Multiscale landscaping of droplet wettability on fibrous layers of facial masks

• Published in: Proceedings of the National Academy of Sciences - PNAS Vol. 119; no. 50; p. e2209586119
• Main Authors: Park, Sang Jin, Lee, Cho Hee, Kim, Yeonji, Ko, Jun Hyuk, Kim, Taewoo, Kim, Seong Jin, Nahm, Sahn, Cho, Hyesung, Moon, Myoung-Woon
• Format: Journal Article
• Language: English
• Published: United States National Academy of Sciences 13.12.2022
• Subjects: Contact angle; Contamination; Cushions; Droplets; Etching; Evaporation; Fibers; Impact tests; Landscaping; Masks; Microfibers; Micrometers; Mobility; Physical Phenomena; Physical Sciences; Plasma etching; Wettability; Wetting; facial masks; droplet impact resistance; microdroplet wettability; antidroplet fibers
• ISSN: 0027-8424; 1091-6490
• DOI: 10.1073/pnas.2209586119

Liquid mobility is ubiquitous in nature, with droplets emerging at all size scales, and artificial surfaces have been designed to mimic such mobility over the past few decades.
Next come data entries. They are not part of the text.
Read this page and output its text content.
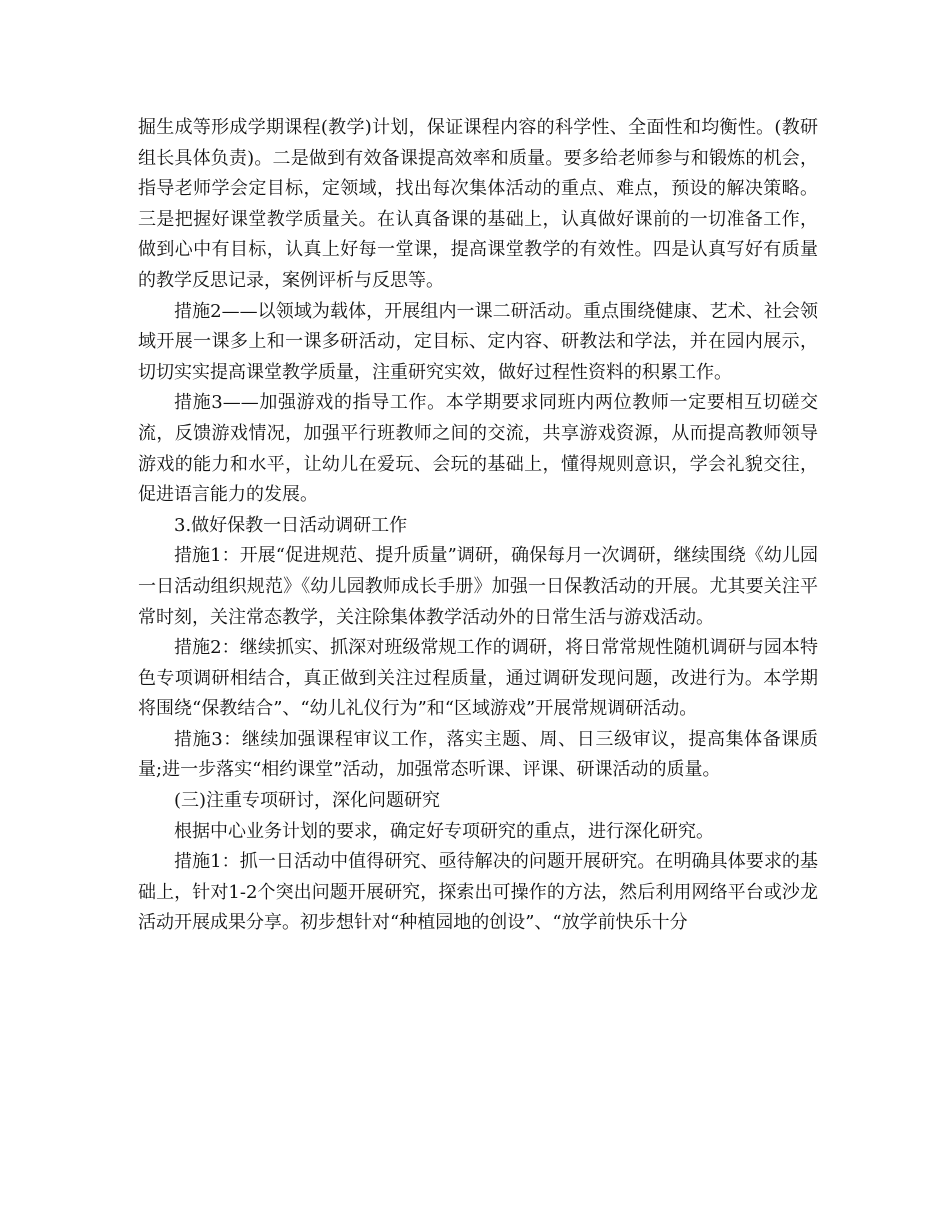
掘生成等形成学期课程(教学)计划，保证课程内容的科学性、全面性和均衡性。(教研组长具体负责)。二是做到有效备课提高效率和质量。要多给老师参与和锻炼的机会，指导老师学会定目标，定领域，找出每次集体活动的重点、难点，预设的解决策略。三是把握好课堂教学质量关。在认真备课的基础上，认真做好课前的一切准备工作，做到心中有目标，认真上好每一堂课，提高课堂教学的有效性。四是认真写好有质量的教学反思记录，案例评析与反思等。

措施2——以领域为载体，开展组内一课二研活动。重点围绕健康、艺术、社会领域开展一课多上和一课多研活动，定目标、定内容、研教法和学法，并在园内展示，切切实实提高课堂教学质量，注重研究实效，做好过程性资料的积累工作。

措施3——加强游戏的指导工作。本学期要求同班内两位教师一定要相互切磋交流，反馈游戏情况，加强平行班教师之间的交流，共享游戏资源，从而提高教师领导游戏的能力和水平，让幼儿在爱玩、会玩的基础上，懂得规则意识，学会礼貌交往，促进语言能力的发展。

3.做好保教一日活动调研工作

措施1：开展“促进规范、提升质量”调研，确保每月一次调研，继续围绕《幼儿园一日活动组织规范》《幼儿园教师成长手册》加强一日保教活动的开展。尤其要关注平常时刻，关注常态教学，关注除集体教学活动外的日常生活与游戏活动。

措施2：继续抓实、抓深对班级常规工作的调研，将日常常规性随机调研与园本特色专项调研相结合，真正做到关注过程质量，通过调研发现问题，改进行为。本学期将围绕“保教结合”、“幼儿礼仪行为”和“区域游戏”开展常规调研活动。

措施3：继续加强课程审议工作，落实主题、周、日三级审议，提高集体备课质量;进一步落实“相约课堂”活动，加强常态听课、评课、研课活动的质量。

(三)注重专项研讨，深化问题研究

根据中心业务计划的要求，确定好专项研究的重点，进行深化研究。

措施1：抓一日活动中值得研究、亟待解决的问题开展研究。在明确具体要求的基础上，针对1-2个突出问题开展研究，探索出可操作的方法，然后利用网络平台或沙龙活动开展成果分享。初步想针对“种植园地的创设”、“放学前快乐十分
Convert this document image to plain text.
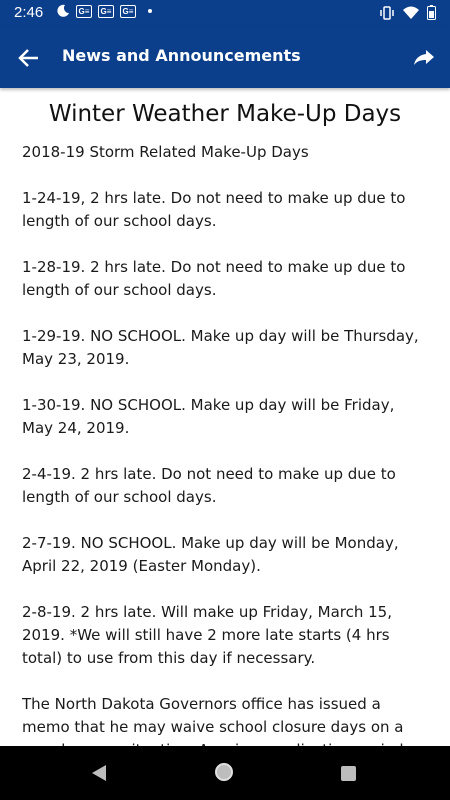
2:46	G≡	G≡	G≡
News and Announcements
Winter Weather Make-Up Days

2018-19 Storm Related Make-Up Days

1-24-19, 2 hrs late. Do not need to make up due to length of our school days.

1-28-19. 2 hrs late. Do not need to make up due to length of our school days.

1-29-19. NO SCHOOL. Make up day will be Thursday, May 23, 2019.

1-30-19. NO SCHOOL. Make up day will be Friday, May 24, 2019.

2-4-19. 2 hrs late. Do not need to make up due to length of our school days.

2-7-19. NO SCHOOL. Make up day will be Monday, April 22, 2019 (Easter Monday).

2-8-19. 2 hrs late. Will make up Friday, March 15, 2019. *We will still have 2 more late starts (4 hrs total) to use from this day if necessary.

The North Dakota Governors office has issued a memo that he may waive school closure days on a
Meanwhile, millimeter-sized droplets are frequently used for wettability characterization, even with facial mask applications, although these applications have a droplet-size target range that spans from millimeters to aerosols measuring less than a few micrometers. Unlike large droplets, microdroplets can interact sensitively with the fibers they contact with and are prone to evaporation. However, wetting behaviors at the single-microfiber level remain poorly understood. Herein, we characterized the wettability of fibrous layers, which revealed that a multiscale landscape of droplets ranged from the millimeter to the micrometer scale. The contact angle (CA) values of small droplets on pristine fibrous media showed sudden decrements, especially on a single microfiber, owing to the lack of air cushions for the tiny droplets. Moreover, droplets easily adhered to the pristine layer during droplet impact tests and then yielding widespread areas of contamination on the microfibers. To resolve this, we carved nanowalls on the pristine fibers by plasma etching, which effectively suppressed such wetting phenomena. Significantly, the resulting topographies of the microfibers managed the dynamic wettability of droplets at the multiscale, which reduced the probability of contamination with impact droplets and suppressed the wetting transition upon evaporation. These findings for the dynamic wettability of fibrous media will be useful in the fight against infectious droplets.